Your brand is your company’s foundation. It is a filter defining
where you can strategically take your business, the customers you choose
to serve, the type of employees you hire, and the type of supplier or
customer relationships you have. It’s how you compete versus your
competition, and it’s ultimately how your business makes more money.
In every industry (especially the building products industry), we
encounter a “sea of sameness," meaning we see companies looking and
sounding the same, acting the same, hiring the same types of people,
offering the same products or services, and making the same decisions
(and usually the same mistakes). Companies represent themselves so
similarly, that you can often cover a company’s logo on their website or
their truck and you can’t tell which company it actually is because
they all look and act the same.
As you develop and fine tune your brand, it is critical to make sure
it’s not just meaningful to you, it must be unique, ownable, and most
important, relevant to your customers. Here are some key areas to think
about as you consider where your brand is headed.
Your Brand is Your Company’s DNA
Your brand is not the name of your company or the logo on your
building or shirts. A brand is much deeper than that. A brand is at the
core of the company’s mission and identity, and thus helps define your
core purpose—the reason you exist as a business entity. Your brand has
an emotional attachment as it’s your promise (day in day out) of what
the customer can expect from you.
Think of brand as human DNA. Every human in the world, all seven
billion of us, share 99.9% of the same DNA. But, it’s the .1% that makes
us act different, look different and think different. Our DNA coupled
with life experiences help us define the path of our lives. Brand DNA
for a company is very similar. Just like with human DNA, each company
must find their unique .1%; what they stand for, what makes them
uniquely different, and what will guide them as they grow their company
or use as a compass to deal with challenges and opportunities they
encounter.
Customer Expectations are Changing Fast
The speed and momentum of change are happening at a quicker pace in
the last 5 years than they did in the last 50. Customer expectations are
changing at this same speed. And the biggest impact is that your B2B
relationships are transitioning to having the same expectations of B2C.

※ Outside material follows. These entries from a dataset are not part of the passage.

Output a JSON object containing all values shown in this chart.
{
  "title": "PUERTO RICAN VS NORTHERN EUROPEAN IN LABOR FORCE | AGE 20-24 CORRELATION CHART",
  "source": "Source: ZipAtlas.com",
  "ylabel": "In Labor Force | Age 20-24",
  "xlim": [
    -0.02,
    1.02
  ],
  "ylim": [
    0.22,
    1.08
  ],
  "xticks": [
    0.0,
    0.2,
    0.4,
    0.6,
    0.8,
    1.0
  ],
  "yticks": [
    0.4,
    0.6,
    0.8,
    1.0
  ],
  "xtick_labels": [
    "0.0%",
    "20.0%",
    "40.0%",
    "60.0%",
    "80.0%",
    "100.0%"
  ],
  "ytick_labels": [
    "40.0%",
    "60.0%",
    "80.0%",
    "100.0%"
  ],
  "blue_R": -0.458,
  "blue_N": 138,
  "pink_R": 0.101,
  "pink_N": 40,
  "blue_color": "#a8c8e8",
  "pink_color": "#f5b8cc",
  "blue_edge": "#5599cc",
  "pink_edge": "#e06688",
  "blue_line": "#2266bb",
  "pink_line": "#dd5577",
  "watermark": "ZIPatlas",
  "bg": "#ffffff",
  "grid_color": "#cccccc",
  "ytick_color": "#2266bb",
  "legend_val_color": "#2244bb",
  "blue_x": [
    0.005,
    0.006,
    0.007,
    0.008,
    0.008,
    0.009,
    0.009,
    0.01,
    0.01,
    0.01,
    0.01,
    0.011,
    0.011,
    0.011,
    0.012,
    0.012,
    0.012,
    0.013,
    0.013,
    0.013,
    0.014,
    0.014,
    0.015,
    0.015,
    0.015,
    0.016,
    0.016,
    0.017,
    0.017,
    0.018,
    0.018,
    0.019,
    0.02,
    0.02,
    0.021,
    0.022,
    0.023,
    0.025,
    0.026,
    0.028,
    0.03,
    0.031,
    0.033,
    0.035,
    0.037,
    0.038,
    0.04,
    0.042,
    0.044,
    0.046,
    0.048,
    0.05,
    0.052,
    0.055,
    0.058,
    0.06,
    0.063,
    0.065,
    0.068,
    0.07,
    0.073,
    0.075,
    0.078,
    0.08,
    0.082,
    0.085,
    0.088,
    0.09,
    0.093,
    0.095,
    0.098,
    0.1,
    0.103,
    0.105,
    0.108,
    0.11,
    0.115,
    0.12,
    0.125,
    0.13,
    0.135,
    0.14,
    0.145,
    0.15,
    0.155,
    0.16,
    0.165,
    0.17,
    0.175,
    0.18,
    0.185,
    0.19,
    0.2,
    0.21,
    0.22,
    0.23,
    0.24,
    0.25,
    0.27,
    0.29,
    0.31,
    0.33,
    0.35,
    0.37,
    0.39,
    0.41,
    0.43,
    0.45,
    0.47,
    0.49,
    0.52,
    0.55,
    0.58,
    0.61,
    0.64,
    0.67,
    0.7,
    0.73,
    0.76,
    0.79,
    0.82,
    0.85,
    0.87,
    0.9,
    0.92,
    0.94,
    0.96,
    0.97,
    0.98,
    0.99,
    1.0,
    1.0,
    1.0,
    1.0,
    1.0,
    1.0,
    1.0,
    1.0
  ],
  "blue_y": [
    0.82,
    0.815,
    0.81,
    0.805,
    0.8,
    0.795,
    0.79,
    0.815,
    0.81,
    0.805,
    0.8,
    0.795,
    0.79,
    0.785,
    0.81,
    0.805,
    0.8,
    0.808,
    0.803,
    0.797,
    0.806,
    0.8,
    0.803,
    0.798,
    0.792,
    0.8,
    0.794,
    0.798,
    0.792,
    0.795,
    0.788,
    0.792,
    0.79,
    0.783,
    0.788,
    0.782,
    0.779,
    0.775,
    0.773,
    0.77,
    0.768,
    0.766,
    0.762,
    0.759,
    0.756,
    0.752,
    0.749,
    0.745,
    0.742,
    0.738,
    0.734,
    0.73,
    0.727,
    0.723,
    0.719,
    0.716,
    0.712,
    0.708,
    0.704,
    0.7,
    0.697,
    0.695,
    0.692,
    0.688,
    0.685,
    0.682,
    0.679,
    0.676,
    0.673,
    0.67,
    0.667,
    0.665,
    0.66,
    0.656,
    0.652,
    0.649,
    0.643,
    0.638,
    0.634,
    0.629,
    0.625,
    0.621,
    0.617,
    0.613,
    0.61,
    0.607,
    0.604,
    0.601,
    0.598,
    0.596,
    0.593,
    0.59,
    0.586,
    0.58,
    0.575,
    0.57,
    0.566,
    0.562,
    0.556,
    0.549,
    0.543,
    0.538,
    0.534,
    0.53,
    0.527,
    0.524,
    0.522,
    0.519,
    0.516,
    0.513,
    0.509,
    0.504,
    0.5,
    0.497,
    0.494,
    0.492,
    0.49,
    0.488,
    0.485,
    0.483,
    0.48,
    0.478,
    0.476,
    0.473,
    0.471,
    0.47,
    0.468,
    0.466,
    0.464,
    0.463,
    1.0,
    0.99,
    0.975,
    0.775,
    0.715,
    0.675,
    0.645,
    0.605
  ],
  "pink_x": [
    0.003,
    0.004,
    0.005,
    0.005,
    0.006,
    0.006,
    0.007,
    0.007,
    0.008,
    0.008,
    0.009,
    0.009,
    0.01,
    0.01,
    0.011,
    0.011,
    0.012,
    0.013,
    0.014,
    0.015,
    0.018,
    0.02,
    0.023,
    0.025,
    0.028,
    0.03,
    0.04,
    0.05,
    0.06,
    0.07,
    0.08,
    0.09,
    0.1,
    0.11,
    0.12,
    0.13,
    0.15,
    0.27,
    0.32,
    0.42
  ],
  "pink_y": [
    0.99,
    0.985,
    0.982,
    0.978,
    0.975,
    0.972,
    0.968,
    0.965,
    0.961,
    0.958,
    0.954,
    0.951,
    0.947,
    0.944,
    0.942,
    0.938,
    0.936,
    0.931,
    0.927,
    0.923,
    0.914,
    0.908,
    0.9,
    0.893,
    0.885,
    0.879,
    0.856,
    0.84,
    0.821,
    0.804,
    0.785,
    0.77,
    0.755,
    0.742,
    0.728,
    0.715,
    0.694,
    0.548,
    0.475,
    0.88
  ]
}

Why? Well, because we are all consumers during the day as well and
brands like Amazon, Netflix and even your neighborhood pizza joint are
all changing our expectations of value, delivery speed and
personalization of the experience. Think of this: a consumer today can
know exactly where his $5.99 pizza is, or her $29.99 sweater…but we as
an industry struggle with having our customers know where their $6,000
order of building products are, or when they will even deliver.
The momentum is happening, with or without you. The question is how
far behind are you and what plans and resources you will put in place to
get your organization to focus on creating a better CX for your
customers. Many companies today, large and small, are putting CX
strategies and dedicated resources in place to wrap their heads around
how they can deliver a more meaningful CX.
Branding Helps Drive a Better Customer Experience
The expectations of the new customer experience (CX) is changing the
way companies do business. A recent study showed that the most important
thing customers valued (55%) was the experience a brand provides.
Today, the CX a brand provides is more than the product, quality or
price. Getting a quality product from spot A to B is only table stakes,
it’s the entire experience your customer goes through; consideration, to
selection process, to purchase, to post purchase that matters.
That same study showed that 89% of customers will walk away from a
brand after just one bad brand experience. However, it also showed that
86% of customers who experience a great CX expect to pay more for the
product they are purchasing — delivering up to 140% more profit. You are
losing customers without knowing it, and you can leverage more profit
for your business when you purposefully invest in providing a great CX.
And it’s important to realize how CX impacts the whole value chain.
The CX (great or poor) you provide to your customer has direct
implications on the CX they can provide to their customers.
Have you ever taken the time to truly understand and analyze the CX
journey your customers (or theirs) go through with your brand? It’s
worth your time given the impact it can make on your business.
Getting Started
First, understand how your brand is perceived in your market today.
Unfortunately, less than 50% of companies actually conduct any type of
customer surveys to see how their organization is performing. A recent
Bain Consulting study showed that of 10,000 companies surveyed, nearly
80% of them stated their customers would score them as having a great or
extraordinary customer experience with their brand. When the study
surveyed their actual customers, that number was only 8% (yes, no typo
here, less than 10% of their customers stated they had a great
experience).
Gauging your performance takes time, but it’s very valuable. It can
be done with any number of customer engagement survey approaches. One of
my top choices is using the Net Promoter Score (NPS) approach, which
basically tells you how many of your customers would recommend your
brand to another customer. But just pick one approach and start to
execute it. The longer you wait, the more you are flying blind, so get
going.
Branding is a powerful business tool that will enable stronger
business success by driving a great customer experience and company
culture, helping you retain top customers and employees.